Tell Me About It: Cheater? Stand up and face the music
Adapted from a recent online discussion.
Question: I'm not proud to admit this, but I cheated on my significant other. It's more like "having an affair," because it's still going on. The other guy is our friend, whose girlfriend is also our friend. We hang out all the time together. Anyway, we somehow started talking more and one thing led to another . . . .
We want to be together, as in, break up with our significant others and start dating.
The problem? One of his immediate family members is in a long-term relationship with one of hers (think siblings). We already know how awkward this would be. I know we should break up with our significant others, which I'm currently planning on doing, but how does the rest work out? How do we start dating without it being some huge scandal?

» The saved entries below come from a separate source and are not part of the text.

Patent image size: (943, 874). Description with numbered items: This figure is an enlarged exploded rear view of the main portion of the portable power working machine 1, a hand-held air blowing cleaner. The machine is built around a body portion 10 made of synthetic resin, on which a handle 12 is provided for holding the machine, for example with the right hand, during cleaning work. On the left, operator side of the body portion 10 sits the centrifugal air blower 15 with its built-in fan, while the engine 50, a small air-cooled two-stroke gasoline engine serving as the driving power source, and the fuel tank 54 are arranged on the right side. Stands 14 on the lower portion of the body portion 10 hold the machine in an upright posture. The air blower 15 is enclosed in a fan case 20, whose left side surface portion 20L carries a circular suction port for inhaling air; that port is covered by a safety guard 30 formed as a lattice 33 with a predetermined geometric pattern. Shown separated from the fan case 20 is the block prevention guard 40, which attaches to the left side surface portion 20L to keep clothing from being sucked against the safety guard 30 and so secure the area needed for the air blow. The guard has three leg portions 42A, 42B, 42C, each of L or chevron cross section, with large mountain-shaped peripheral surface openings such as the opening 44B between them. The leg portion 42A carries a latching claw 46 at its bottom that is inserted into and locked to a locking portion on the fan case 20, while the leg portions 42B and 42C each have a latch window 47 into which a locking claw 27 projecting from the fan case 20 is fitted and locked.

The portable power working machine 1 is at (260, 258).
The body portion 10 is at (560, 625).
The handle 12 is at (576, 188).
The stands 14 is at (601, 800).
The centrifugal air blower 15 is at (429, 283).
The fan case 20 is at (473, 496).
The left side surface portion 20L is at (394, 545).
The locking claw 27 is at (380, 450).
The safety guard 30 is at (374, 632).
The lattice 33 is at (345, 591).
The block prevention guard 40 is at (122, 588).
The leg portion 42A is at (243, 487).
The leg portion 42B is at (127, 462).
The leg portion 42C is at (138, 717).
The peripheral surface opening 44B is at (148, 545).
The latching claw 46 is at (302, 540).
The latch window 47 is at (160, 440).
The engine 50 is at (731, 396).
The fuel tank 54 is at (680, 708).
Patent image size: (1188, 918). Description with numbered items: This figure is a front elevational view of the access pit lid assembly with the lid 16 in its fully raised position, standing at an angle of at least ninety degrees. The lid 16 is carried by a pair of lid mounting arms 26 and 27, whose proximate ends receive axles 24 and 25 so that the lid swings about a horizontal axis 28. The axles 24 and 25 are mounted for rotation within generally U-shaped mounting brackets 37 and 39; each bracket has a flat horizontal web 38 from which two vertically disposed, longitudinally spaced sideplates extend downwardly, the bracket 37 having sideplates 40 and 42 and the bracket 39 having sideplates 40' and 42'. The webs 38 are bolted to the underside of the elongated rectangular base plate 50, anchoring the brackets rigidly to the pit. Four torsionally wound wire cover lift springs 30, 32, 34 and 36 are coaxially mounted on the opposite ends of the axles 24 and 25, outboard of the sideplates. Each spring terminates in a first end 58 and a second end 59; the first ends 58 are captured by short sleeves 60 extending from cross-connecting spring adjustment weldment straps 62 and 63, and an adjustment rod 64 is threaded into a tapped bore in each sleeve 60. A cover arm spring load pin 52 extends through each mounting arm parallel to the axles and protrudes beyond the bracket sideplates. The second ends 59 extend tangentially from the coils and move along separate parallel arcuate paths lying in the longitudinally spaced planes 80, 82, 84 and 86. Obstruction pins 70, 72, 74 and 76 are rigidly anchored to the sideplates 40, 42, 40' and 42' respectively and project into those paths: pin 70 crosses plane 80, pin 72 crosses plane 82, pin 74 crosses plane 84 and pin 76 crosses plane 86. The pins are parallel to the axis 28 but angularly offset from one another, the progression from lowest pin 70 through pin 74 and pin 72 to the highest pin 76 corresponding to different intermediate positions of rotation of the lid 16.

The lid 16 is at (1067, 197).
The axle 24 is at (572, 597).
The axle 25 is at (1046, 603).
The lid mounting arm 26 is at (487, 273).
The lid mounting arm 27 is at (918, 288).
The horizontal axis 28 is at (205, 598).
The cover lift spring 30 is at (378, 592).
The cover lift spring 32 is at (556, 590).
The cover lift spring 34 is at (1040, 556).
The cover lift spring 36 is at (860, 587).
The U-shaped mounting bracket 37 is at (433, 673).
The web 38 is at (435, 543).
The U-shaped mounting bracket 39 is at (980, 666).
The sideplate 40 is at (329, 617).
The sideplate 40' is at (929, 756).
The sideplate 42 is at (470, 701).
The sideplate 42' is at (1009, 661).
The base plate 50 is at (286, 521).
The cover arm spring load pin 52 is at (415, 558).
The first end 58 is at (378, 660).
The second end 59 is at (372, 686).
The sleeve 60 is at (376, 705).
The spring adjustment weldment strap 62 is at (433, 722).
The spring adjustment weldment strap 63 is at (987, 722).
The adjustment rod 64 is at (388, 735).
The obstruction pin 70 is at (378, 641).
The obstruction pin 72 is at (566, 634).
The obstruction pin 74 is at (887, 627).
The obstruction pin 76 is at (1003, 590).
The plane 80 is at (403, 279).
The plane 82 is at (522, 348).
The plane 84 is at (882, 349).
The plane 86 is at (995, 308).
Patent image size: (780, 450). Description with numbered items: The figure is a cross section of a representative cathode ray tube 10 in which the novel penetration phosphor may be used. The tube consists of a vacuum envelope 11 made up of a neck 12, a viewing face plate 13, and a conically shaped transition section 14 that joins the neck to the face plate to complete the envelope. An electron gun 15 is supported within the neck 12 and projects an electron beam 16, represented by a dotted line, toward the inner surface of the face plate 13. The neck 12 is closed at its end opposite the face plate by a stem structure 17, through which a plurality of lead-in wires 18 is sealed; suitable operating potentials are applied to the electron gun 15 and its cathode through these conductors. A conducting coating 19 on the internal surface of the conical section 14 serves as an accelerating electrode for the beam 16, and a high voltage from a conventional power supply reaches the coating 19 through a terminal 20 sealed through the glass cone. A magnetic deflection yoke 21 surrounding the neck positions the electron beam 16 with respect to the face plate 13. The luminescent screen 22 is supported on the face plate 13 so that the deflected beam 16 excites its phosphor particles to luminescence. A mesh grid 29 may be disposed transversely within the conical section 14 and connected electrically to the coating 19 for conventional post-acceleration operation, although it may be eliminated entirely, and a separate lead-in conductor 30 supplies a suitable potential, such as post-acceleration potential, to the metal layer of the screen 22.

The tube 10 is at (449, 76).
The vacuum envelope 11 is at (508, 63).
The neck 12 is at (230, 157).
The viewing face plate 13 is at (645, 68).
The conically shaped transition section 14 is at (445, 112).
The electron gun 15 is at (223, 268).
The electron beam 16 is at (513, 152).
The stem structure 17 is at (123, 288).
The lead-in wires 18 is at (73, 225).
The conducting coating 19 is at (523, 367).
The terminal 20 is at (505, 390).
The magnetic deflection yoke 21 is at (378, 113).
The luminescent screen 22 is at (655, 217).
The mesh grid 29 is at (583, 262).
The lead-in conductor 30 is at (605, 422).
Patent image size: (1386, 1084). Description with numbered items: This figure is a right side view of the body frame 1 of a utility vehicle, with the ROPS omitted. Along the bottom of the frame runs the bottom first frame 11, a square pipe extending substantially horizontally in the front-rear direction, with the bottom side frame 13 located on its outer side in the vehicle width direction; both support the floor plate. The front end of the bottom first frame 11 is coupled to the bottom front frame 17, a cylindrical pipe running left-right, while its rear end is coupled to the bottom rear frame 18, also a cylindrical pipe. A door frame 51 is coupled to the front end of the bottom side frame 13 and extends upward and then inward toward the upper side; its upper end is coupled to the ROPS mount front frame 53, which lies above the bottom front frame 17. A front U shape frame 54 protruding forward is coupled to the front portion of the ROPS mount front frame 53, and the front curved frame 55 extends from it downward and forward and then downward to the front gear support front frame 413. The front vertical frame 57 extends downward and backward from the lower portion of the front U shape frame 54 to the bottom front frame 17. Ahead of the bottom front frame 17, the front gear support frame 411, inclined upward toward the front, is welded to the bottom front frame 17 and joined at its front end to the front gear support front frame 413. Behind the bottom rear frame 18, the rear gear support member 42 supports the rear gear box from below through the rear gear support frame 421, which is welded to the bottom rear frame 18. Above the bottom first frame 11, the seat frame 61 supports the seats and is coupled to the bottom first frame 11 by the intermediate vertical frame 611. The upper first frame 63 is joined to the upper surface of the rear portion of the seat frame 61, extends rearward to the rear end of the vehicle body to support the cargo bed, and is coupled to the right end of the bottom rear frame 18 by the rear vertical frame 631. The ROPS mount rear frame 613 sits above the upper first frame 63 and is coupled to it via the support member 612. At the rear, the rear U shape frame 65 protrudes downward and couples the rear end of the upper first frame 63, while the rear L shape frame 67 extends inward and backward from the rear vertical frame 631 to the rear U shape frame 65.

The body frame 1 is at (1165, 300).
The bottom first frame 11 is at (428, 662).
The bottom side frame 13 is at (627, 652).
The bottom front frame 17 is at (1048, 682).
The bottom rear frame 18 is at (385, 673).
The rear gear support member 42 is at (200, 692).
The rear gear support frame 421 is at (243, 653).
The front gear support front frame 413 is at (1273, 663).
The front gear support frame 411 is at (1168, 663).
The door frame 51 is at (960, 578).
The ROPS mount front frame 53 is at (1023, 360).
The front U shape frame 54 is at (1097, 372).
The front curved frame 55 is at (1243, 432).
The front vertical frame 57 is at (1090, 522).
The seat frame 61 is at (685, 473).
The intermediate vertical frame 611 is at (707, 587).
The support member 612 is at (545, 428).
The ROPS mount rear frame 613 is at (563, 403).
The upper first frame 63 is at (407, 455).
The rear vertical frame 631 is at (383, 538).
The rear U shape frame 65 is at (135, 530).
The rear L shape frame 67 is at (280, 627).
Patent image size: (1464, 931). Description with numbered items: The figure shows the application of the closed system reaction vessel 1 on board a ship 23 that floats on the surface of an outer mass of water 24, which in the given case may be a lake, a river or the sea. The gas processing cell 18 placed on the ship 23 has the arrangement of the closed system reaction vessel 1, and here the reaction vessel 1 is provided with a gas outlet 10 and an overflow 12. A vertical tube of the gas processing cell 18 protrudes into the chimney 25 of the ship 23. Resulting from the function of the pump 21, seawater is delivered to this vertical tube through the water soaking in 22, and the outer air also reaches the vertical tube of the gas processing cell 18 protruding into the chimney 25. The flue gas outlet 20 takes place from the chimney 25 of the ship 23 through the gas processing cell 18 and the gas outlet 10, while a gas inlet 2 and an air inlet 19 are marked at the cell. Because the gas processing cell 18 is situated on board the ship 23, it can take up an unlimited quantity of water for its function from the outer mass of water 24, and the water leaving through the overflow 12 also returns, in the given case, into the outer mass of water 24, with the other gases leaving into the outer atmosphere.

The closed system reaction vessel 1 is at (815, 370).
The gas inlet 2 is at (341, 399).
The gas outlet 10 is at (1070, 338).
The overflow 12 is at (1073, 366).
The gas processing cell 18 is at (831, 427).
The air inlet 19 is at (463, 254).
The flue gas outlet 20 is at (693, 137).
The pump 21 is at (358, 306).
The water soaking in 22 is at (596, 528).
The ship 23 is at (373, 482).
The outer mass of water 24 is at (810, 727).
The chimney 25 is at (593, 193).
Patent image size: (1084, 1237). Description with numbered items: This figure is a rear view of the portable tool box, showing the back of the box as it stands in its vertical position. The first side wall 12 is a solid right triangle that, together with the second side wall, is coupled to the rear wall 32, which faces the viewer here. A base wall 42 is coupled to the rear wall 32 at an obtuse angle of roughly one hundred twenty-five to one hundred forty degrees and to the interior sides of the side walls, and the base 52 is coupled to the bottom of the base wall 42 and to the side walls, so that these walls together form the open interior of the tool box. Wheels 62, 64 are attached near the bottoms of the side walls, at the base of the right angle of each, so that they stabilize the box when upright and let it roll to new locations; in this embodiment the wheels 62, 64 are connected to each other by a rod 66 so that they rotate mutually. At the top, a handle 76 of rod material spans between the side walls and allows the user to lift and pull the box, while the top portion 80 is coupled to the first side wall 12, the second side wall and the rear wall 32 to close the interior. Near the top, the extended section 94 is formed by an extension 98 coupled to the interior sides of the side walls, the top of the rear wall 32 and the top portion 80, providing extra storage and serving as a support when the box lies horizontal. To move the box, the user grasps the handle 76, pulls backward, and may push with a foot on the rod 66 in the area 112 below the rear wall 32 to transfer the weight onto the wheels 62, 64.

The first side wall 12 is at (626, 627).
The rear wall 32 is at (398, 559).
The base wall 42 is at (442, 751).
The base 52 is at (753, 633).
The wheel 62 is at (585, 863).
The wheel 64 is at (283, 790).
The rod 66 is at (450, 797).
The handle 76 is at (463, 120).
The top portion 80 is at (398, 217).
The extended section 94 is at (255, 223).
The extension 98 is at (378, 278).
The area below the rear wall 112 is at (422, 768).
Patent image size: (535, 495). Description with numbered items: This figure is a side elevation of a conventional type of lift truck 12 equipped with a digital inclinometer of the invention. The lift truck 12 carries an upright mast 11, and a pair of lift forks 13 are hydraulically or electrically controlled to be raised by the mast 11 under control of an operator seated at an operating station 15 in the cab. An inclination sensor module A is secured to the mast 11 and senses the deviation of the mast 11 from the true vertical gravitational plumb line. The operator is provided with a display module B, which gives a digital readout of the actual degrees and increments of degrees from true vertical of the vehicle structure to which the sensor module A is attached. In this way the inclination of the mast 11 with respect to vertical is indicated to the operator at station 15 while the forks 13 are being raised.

Answer: The scandalous behavior has already happened, so you'll just have to stand up and take it.
Break up with your (public) significant others immediately - like, tonight. Breakups don't take "planning," just guts.*
Then, take several weeks away from each other to clear your heads.
If you still want to be together at that point, then face the family with all the truth they need: "It wasn't planned, we just fell for each other. We showed horrible judgment, though, in dealing with these feelings. I'm sorry."
This isn't a golden ticket to forgiveness, since some or all of these family members might still blacklist you. The point is merely to assure people that you're not going to pile on the insults by pretending things didn't go down the way they did. It's also a good idea for your future. Wherever you end up - together or apart, in the fold or banished from it - it's best to focus on what you did, why, and whether this means either of you will do this again, versus how best to get away with it. And no "love made us do it" cop-outs; there's always more to it.
*Exception: People who leave an abuser do need to plan, carefully.
Question: Just curious why you recommended a multi-week break? They seem pretty sure they want to be together - so why suffer through a hard time apart? I also am with someone I started dating as part of an affair, and people say this to me all the time. I just can't see any merit in it.
Answer: Because being on your own between relationships has a corrective effect. It helps you see what you'd do or wear or eat, when you'd go to bed, when you'd get up, what you'd watch or listen to, and on and on, without having someone else's needs, wants, and tastes to accommodate. It helps you remember who you are.
In fact, being free from old routines and limitations can feel euphoric. So: Are you sure it's this new person who makes you feel so happy, or is it just freedom from an old love that didn't fit anymore?
A break will help you tell the difference - particularly important when you're attracted to someone and thus poorly positioned to spot where you'll need to bend for this new person's needs, wants, and tastes.